I realized that when the TV was on, we were both more inclined to think we were hungry and snack. And snack. And snack. But when it was off, we were so busy we weren't thinking that we WANTED to eat (because that's what most of it was).

And if the TV was on a lot, we didn't sleep as well. When he wasn't dependent on shows and movies as babysitters, we were doing more and that meant we were sleeping more (and better!). Granted, we went to bed earlier and got up earlier... but I really didn't mind it that much. It just meant adjusting our schedules.

5. I had to have a plan. I will openly admit that I'm a planner, and yet I'm awful at planning. When it comes to Michael's routine, I used to just go with the flow and nothing seemed to work out. Knowing there wasn't going to be TV to fill in the gaps meant finding more things to do.

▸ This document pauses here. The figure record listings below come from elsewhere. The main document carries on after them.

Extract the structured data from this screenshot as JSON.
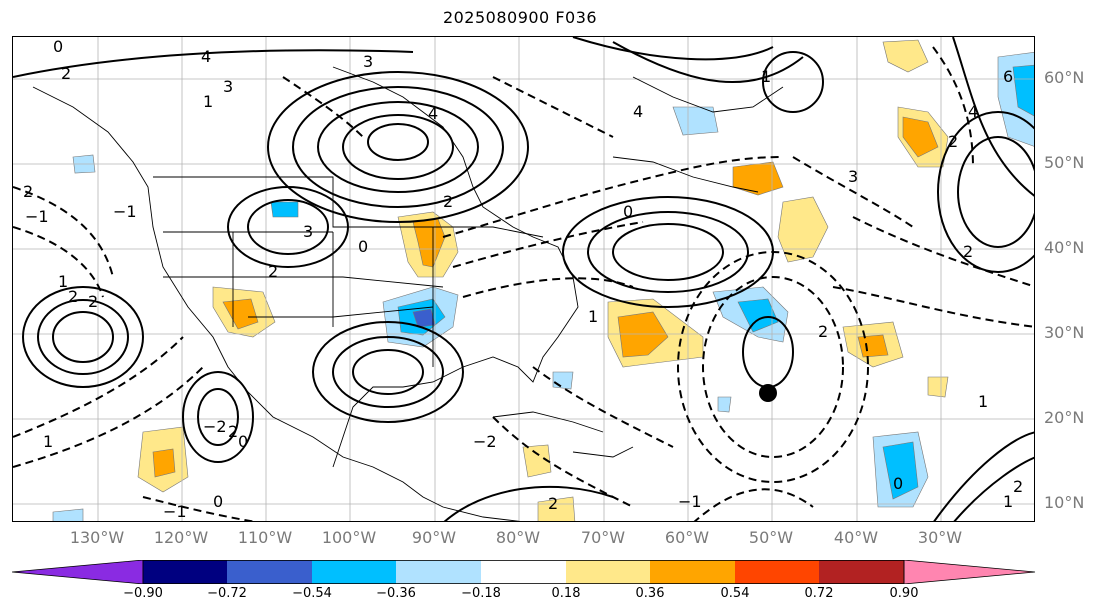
{
  "title": "2025080900 F036",
  "lat_labels": [
    "60°N",
    "50°N",
    "40°N",
    "30°N",
    "20°N",
    "10°N"
  ],
  "lon_labels": [
    "130°W",
    "120°W",
    "110°W",
    "100°W",
    "90°W",
    "80°W",
    "70°W",
    "60°W",
    "50°W",
    "40°W",
    "30°W"
  ],
  "colorbar": {
    "colors": [
      "#8a2be2",
      "#000080",
      "#3a5fcd",
      "#00bfff",
      "#b0e2ff",
      "#ffffff",
      "#ffe88a",
      "#ffa500",
      "#ff4500",
      "#b22222",
      "#ff85b0"
    ],
    "ticks": [
      "−0.90",
      "−0.72",
      "−0.54",
      "−0.36",
      "−0.18",
      "0.18",
      "0.36",
      "0.54",
      "0.72",
      "0.90"
    ]
  },
  "contour_labels": [
    "0",
    "2",
    "4",
    "3",
    "1",
    "−1",
    "2",
    "3",
    "4",
    "2",
    "0",
    "−1",
    "2",
    "4",
    "3",
    "2",
    "1",
    "2",
    "−2",
    "0",
    "1",
    "0",
    "−2",
    "2",
    "0",
    "1",
    "2",
    "3",
    "2",
    "0",
    "−1",
    "2",
    "1",
    "1",
    "4",
    "6",
    "1",
    "2",
    "2",
    "−1"
  ],
  "storm_marker": "tropical-system-dot"
}
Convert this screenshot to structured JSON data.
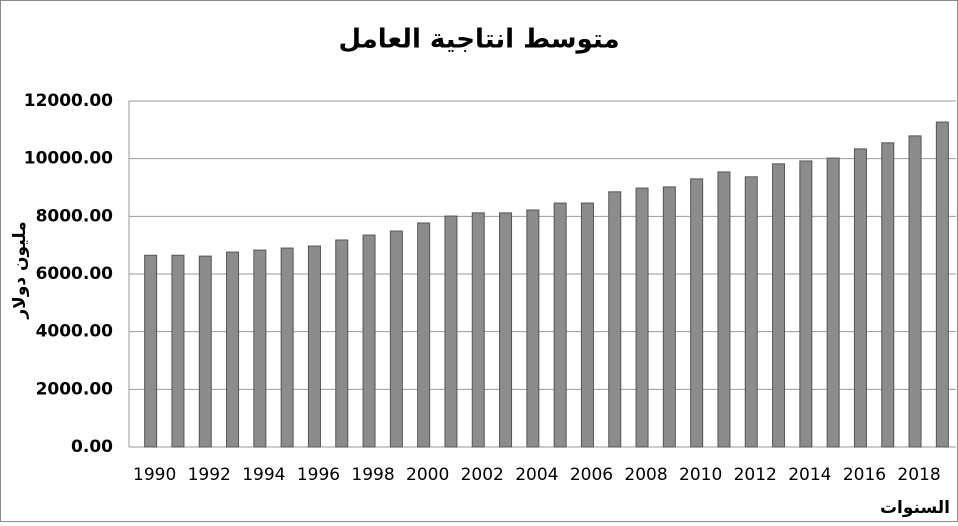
{
  "chart_data": {
    "type": "bar",
    "title": "متوسط انتاجية العامل",
    "y_label": "مليون دولار",
    "x_label": "السنوات",
    "categories": [
      "1990",
      null,
      "1992",
      null,
      "1994",
      null,
      "1996",
      null,
      "1998",
      null,
      "2000",
      null,
      "2002",
      null,
      "2004",
      null,
      "2006",
      null,
      "2008",
      null,
      "2010",
      null,
      "2012",
      null,
      "2014",
      null,
      "2016",
      null,
      "2018",
      null
    ],
    "values": [
      6650,
      6650,
      6620,
      6760,
      6830,
      6900,
      6970,
      7180,
      7350,
      7490,
      7770,
      8010,
      8120,
      8120,
      8220,
      8460,
      8460,
      8850,
      8980,
      9020,
      9300,
      9540,
      9370,
      9820,
      9920,
      10020,
      10340,
      10550,
      10790,
      11270
    ],
    "color": "#8c8c8c",
    "ylim": [
      0,
      12000
    ],
    "yticks": [
      {
        "value": 0,
        "label": "0.00"
      },
      {
        "value": 2000,
        "label": "2000.00"
      },
      {
        "value": 4000,
        "label": "4000.00"
      },
      {
        "value": 6000,
        "label": "6000.00"
      },
      {
        "value": 8000,
        "label": "8000.00"
      },
      {
        "value": 10000,
        "label": "10000.00"
      },
      {
        "value": 12000,
        "label": "12000.00"
      }
    ],
    "grid": true
  }
}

We did experiments, learned to play more games, cleaned more, talked more... there was so much MORE when there was less technology.

But the point was: I had to have a plan.

I had "extras" for the week in case one of our days lagged, or gave in to baking even though I'm trying to eat better. It meant making choices and following through with what I said we were going to do. There was no, "Well, we can't go outside so we'll watch a show." It was "It's too hot outside, so how about we make something special." That "something special" was anything from a craft to cookies. But it was worth the mess, and ultimately part of the plan.

The conclusion of all this is: WE SURVIVED! And we are better for it. Reviewing this post I realize how dumb some of this sounds. I mean, DUH. But I had given in. It's so easy to lose track when you watch more TV, or hand over your phone or the video games. We live in a technological time, after all.

I'm not saying technology for kids is a bad thing by any means. I'm SO not one of those people.

But I am saying that portion control (why can't I think of any other phrase for it?) is everything. Because if I gave in and let Michael watch as much TV as he used to ask for, then his brain would "turn to mush" and I wouldn't be parenting. At least, that's my opinion. I'm so thankful for my boys and every minute I get to spend with them. Somewhere along the way, I started forgetting that and just started focusing on what I "needed" rather than the big picture of parenthood/family.

I can say that if we lose track of what we learned (which I sincerely hope we don't), I'll be more ready and willing to do this again.